The sky dimmed as I counted the last miles to the park's heart at Old Faithful. I rode the last two miles, a confounding loop, in darkness. Signs pointed to lodging and other services. Nowhere did I see signs for a campground, and I began to grow nervous. I reached the center of the loop, where mammoth lodge buildings ringed a sea of parking. I pulled up in front of the closed ranger station to check my map. A young man walked by, apparently a ranger, and I asked him for directions to a campground. "Madison," was what he told me. Fifteen miles back, in the dark. No campground at Old Faithful. The ranger was young and inexperienced, or I might've tried to bargain for a bed in the ranger station. Instead I turned toward the imposing lodge buildings. Sleeping rough was not an option. The park had impressed me with its many "BEWARE BEAR" and "A FED BEAR IS A DEAD BEAR" signs.

I'd seen the "LODGES FULL" sign at the park's entrance, but I knew there had to be some chance of a room. The first lodge was an elephantine log cabin with a steeple roof, towering like some gothic pagan cathedral. The interior was no less imposing, with a three story stone fireplace, and hand carved wooden stairs leading up to a multi-tiered central atrium, capped by a remote belfry, all screaming "MONEY". Just another asset of the Xanterra Parks and Resorts corporation.

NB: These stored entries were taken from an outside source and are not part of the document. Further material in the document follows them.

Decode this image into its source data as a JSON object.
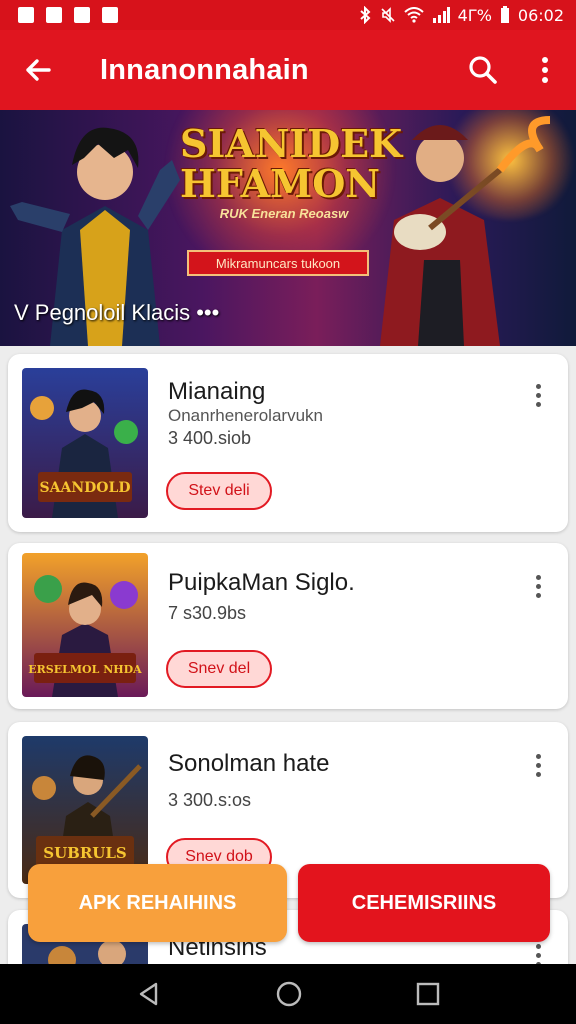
{
  "status_bar": {
    "battery": "4Γ%",
    "time": "06:02"
  },
  "app_bar": {
    "title": "Innanonnahain",
    "back_icon": "arrow-left-icon",
    "search_icon": "search-icon",
    "menu_icon": "more-vertical-icon"
  },
  "banner": {
    "title_line1": "SIANIDEK",
    "title_line2": "HFAMON",
    "subtitle": "RUK Eneran Reoasw",
    "tag": "Mikramuncars tukoon",
    "caption": "V Pegnoloil Klacis •••"
  },
  "items": [
    {
      "name": "Mianaing",
      "desc": "Onanrhenerolarvukn",
      "size": "3 400.siob",
      "button": "Stev deli",
      "thumb_label": "SAANDOLD"
    },
    {
      "name": "PuipkaMan Siglo.",
      "desc": "",
      "size": "7 s30.9bs",
      "button": "Snev del",
      "thumb_label": "ERSELMOL NHDA"
    },
    {
      "name": "Sonolman hate",
      "desc": "",
      "size": "3 300.s:os",
      "button": "Snev dob",
      "thumb_label": "SUBRULS"
    },
    {
      "name": "Netinsins",
      "desc": "",
      "size": "",
      "button": "",
      "thumb_label": ""
    }
  ],
  "actions": {
    "apk": "APK REHAIHINS",
    "cheme": "CEHEMISRIINS"
  },
  "colors": {
    "primary_red": "#e0151f",
    "accent_orange": "#f8a03c",
    "pill_bg": "#ffd8d6"
  }
}
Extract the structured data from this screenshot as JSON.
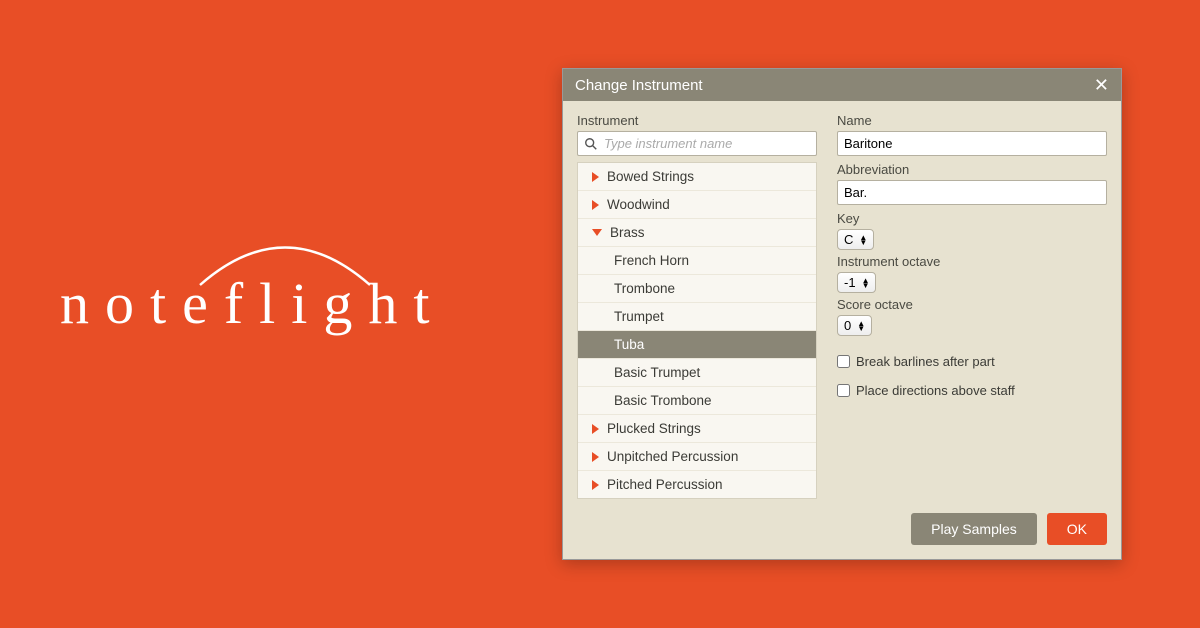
{
  "logo": {
    "text": "noteflight"
  },
  "dialog": {
    "title": "Change Instrument",
    "instrument_label": "Instrument",
    "search_placeholder": "Type instrument name",
    "tree": {
      "bowed_strings": "Bowed Strings",
      "woodwind": "Woodwind",
      "brass": "Brass",
      "brass_children": {
        "french_horn": "French Horn",
        "trombone": "Trombone",
        "trumpet": "Trumpet",
        "tuba": "Tuba",
        "basic_trumpet": "Basic Trumpet",
        "basic_trombone": "Basic Trombone"
      },
      "plucked_strings": "Plucked Strings",
      "unpitched_percussion": "Unpitched Percussion",
      "pitched_percussion": "Pitched Percussion"
    },
    "name_label": "Name",
    "name_value": "Baritone",
    "abbrev_label": "Abbreviation",
    "abbrev_value": "Bar.",
    "key_label": "Key",
    "key_value": "C",
    "inst_octave_label": "Instrument octave",
    "inst_octave_value": "-1",
    "score_octave_label": "Score octave",
    "score_octave_value": "0",
    "break_barlines_label": "Break barlines after part",
    "place_directions_label": "Place directions above staff",
    "play_samples_label": "Play Samples",
    "ok_label": "OK"
  }
}
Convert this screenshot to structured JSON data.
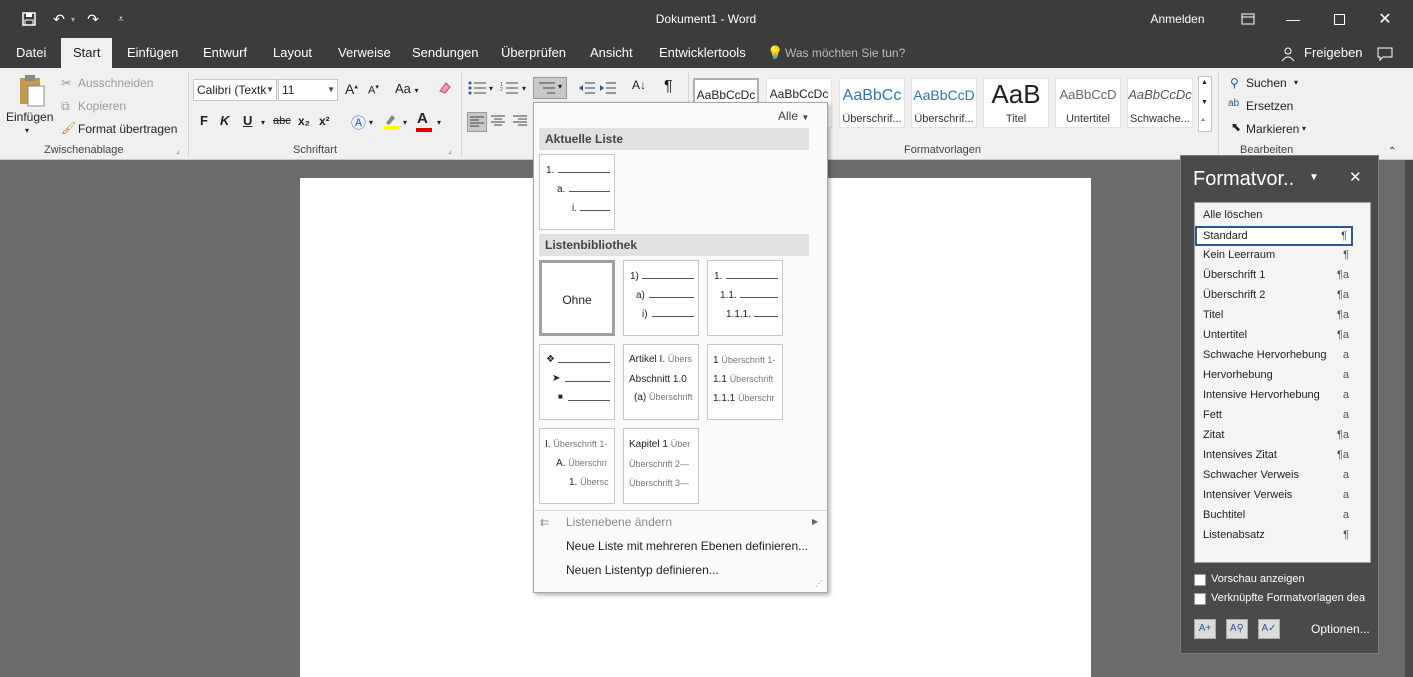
{
  "window": {
    "title": "Dokument1  -  Word",
    "signin": "Anmelden"
  },
  "tabs": [
    "Datei",
    "Start",
    "Einfügen",
    "Entwurf",
    "Layout",
    "Verweise",
    "Sendungen",
    "Überprüfen",
    "Ansicht",
    "Entwicklertools"
  ],
  "tellme": "Was möchten Sie tun?",
  "share": "Freigeben",
  "clipboard": {
    "paste": "Einfügen",
    "cut": "Ausschneiden",
    "copy": "Kopieren",
    "format_painter": "Format übertragen",
    "group": "Zwischenablage"
  },
  "font": {
    "name": "Calibri (Textk",
    "size": "11",
    "group": "Schriftart",
    "bold": "F",
    "italic": "K",
    "underline": "U",
    "strike": "abc",
    "sub": "x₂",
    "sup": "x²",
    "grow": "A",
    "shrink": "A",
    "case": "Aa",
    "color_letter": "A"
  },
  "styles_gallery": {
    "group": "Formatvorlagen",
    "items": [
      {
        "preview": "AaBbCcDc",
        "name": ""
      },
      {
        "preview": "AaBbCcDc",
        "name": ""
      },
      {
        "preview": "AaBbCc",
        "name": "Überschrif..."
      },
      {
        "preview": "AaBbCcD",
        "name": "Überschrif..."
      },
      {
        "preview": "AaB",
        "name": "Titel"
      },
      {
        "preview": "AaBbCcD",
        "name": "Untertitel"
      },
      {
        "preview": "AaBbCcDc",
        "name": "Schwache..."
      }
    ]
  },
  "editing": {
    "find": "Suchen",
    "replace": "Ersetzen",
    "select": "Markieren",
    "group": "Bearbeiten"
  },
  "list_dropdown": {
    "filter": "Alle",
    "current_header": "Aktuelle Liste",
    "library_header": "Listenbibliothek",
    "current_tile": [
      "1.",
      "a.",
      "i."
    ],
    "none_tile": "Ohne",
    "tile_paren": [
      "1)",
      "a)",
      "i)"
    ],
    "tile_decimal": [
      "1.",
      "1.1.",
      "1.1.1."
    ],
    "tile_article": [
      {
        "lead": "Artikel I.",
        "rest": "Übers"
      },
      {
        "lead": "Abschnitt 1.0",
        "rest": ""
      },
      {
        "lead": "(a)",
        "rest": "Überschrift"
      }
    ],
    "tile_heading_num": [
      {
        "lead": "1",
        "rest": "Überschrift 1-"
      },
      {
        "lead": "1.1",
        "rest": "Überschrift"
      },
      {
        "lead": "1.1.1",
        "rest": "Überschr"
      }
    ],
    "tile_roman": [
      {
        "lead": "I.",
        "rest": "Überschrift 1-"
      },
      {
        "lead": "A.",
        "rest": "Überschri"
      },
      {
        "lead": "1.",
        "rest": "Übersc"
      }
    ],
    "tile_chapter": [
      {
        "lead": "Kapitel 1",
        "rest": "Über"
      },
      {
        "lead": "",
        "rest": "Überschrift 2—"
      },
      {
        "lead": "",
        "rest": "Überschrift 3—"
      }
    ],
    "menu": {
      "change_level": "Listenebene ändern",
      "define_multilevel": "Neue Liste mit mehreren Ebenen definieren...",
      "define_style": "Neuen Listentyp definieren..."
    }
  },
  "styles_pane": {
    "title": "Formatvor..",
    "items": [
      {
        "name": "Alle löschen",
        "mark": ""
      },
      {
        "name": "Standard",
        "mark": "¶"
      },
      {
        "name": "Kein Leerraum",
        "mark": "¶"
      },
      {
        "name": "Überschrift 1",
        "mark": "¶a"
      },
      {
        "name": "Überschrift 2",
        "mark": "¶a"
      },
      {
        "name": "Titel",
        "mark": "¶a"
      },
      {
        "name": "Untertitel",
        "mark": "¶a"
      },
      {
        "name": "Schwache Hervorhebung",
        "mark": "a"
      },
      {
        "name": "Hervorhebung",
        "mark": "a"
      },
      {
        "name": "Intensive Hervorhebung",
        "mark": "a"
      },
      {
        "name": "Fett",
        "mark": "a"
      },
      {
        "name": "Zitat",
        "mark": "¶a"
      },
      {
        "name": "Intensives Zitat",
        "mark": "¶a"
      },
      {
        "name": "Schwacher Verweis",
        "mark": "a"
      },
      {
        "name": "Intensiver Verweis",
        "mark": "a"
      },
      {
        "name": "Buchtitel",
        "mark": "a"
      },
      {
        "name": "Listenabsatz",
        "mark": "¶"
      }
    ],
    "selected": "Standard",
    "preview_label": "Vorschau anzeigen",
    "linked_label": "Verknüpfte Formatvorlagen dea",
    "options": "Optionen..."
  },
  "colors": {
    "dark": "#3c3c3c",
    "ribbon": "#f0f0f0",
    "highlight": "#ffff00",
    "font_color": "#e00000",
    "selection": "#2b5797"
  }
}
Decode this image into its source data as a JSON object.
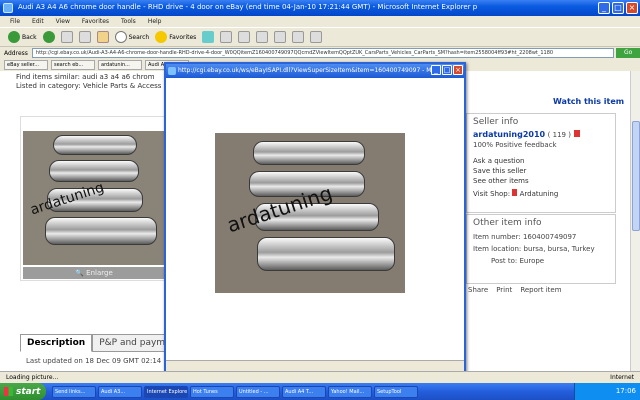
{
  "window": {
    "title": "Audi A3 A4 A6 chrome door handle - RHD drive - 4 door on eBay (end time 04-Jan-10 17:21:44 GMT) - Microsoft Internet Explorer p"
  },
  "menu": [
    "File",
    "Edit",
    "View",
    "Favorites",
    "Tools",
    "Help"
  ],
  "toolbar": {
    "back": "Back",
    "search": "Search",
    "favorites": "Favorites"
  },
  "address": {
    "label": "Address",
    "url": "http://cgi.ebay.co.uk/Audi-A3-A4-A6-chrome-door-handle-RHD-drive-4-door_W0QQitemZ160400749097QQcmdZViewItemQQptZUK_CarsParts_Vehicles_CarParts_SM?hash=item2558004ff93#ht_2208wt_1180",
    "go": "Go"
  },
  "tabs": [
    "eBay seller...",
    "search eb...",
    "ardatunin...",
    "Audi A3 A4..."
  ],
  "page": {
    "find_similar_1": "Find items similar: audi a3 a4 a6 chrom",
    "find_similar_2": "Listed in category: Vehicle Parts & Access",
    "watermark": "ardatuning",
    "enlarge": "Enlarge",
    "tab_description": "Description",
    "tab_postage": "P&P and payme",
    "last_updated": "Last updated on 18 Dec 09 GMT 02:14 ... 21",
    "watch": "Watch this item",
    "seller": {
      "heading": "Seller info",
      "name": "ardatuning2010",
      "score": "( 119 )",
      "feedback": "100% Positive feedback",
      "ask": "Ask a question",
      "save": "Save this seller",
      "other": "See other items",
      "visit": "Visit Shop:",
      "shop": "Ardatuning"
    },
    "other_info": {
      "heading": "Other item info",
      "item_number": "Item number: 160400749097",
      "location": "Item location: bursa, bursa, Turkey",
      "post_to": "Post to: Europe"
    },
    "share": [
      "Share",
      "Print",
      "Report item"
    ]
  },
  "popup": {
    "title": "http://cgi.ebay.co.uk/ws/eBayISAPI.dll?ViewSuperSizeItem&item=160400749097 - Mi...",
    "watermark": "ardatuning"
  },
  "status": {
    "left": "Loading picture...",
    "right": "Internet"
  },
  "taskbar": {
    "start": "start",
    "tasks": [
      "Send links...",
      "Audi A3...",
      "Internet Explorer",
      "Hot Tunes",
      "Untitled - ...",
      "Audi A4 T...",
      "Yahoo! Mail...",
      "SetupTool"
    ],
    "clock": "17:06"
  },
  "colors": {
    "link": "#0b3aa8",
    "xp_blue": "#245edc",
    "start_green": "#2f8f2f"
  }
}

I was helped at the front desk by a solicitous clerk who found a lone empty room, and opened a heavy binder to offer photos for my approval. Double queen bed, facing Old Faithful, $220. "I've had 46 people look at this room," he said, "So I had to double check." I didn't know if he was speaking hyperbolically or literally, but I expected the latter. It was no time for hesitation. I took the room.

The lodge's layout confused me. It took me half an hour and three calls for help to find my room. Not until I stumbled into the extra wing did I realize that there was anything beyond the central aerie. I dumped my heavy bags, including my food, in the room. I worried that a bear might come to my room.

I was determined to wring every penny's worth out of my time there. I cleaned, rinsed my clothes, and wandered the halls. By that time the restaurants had closed, and I found that the lodge had no spa. Frustrated and overstimulated from 14 hours on the road, I returned to my room for a fitful night's sleep.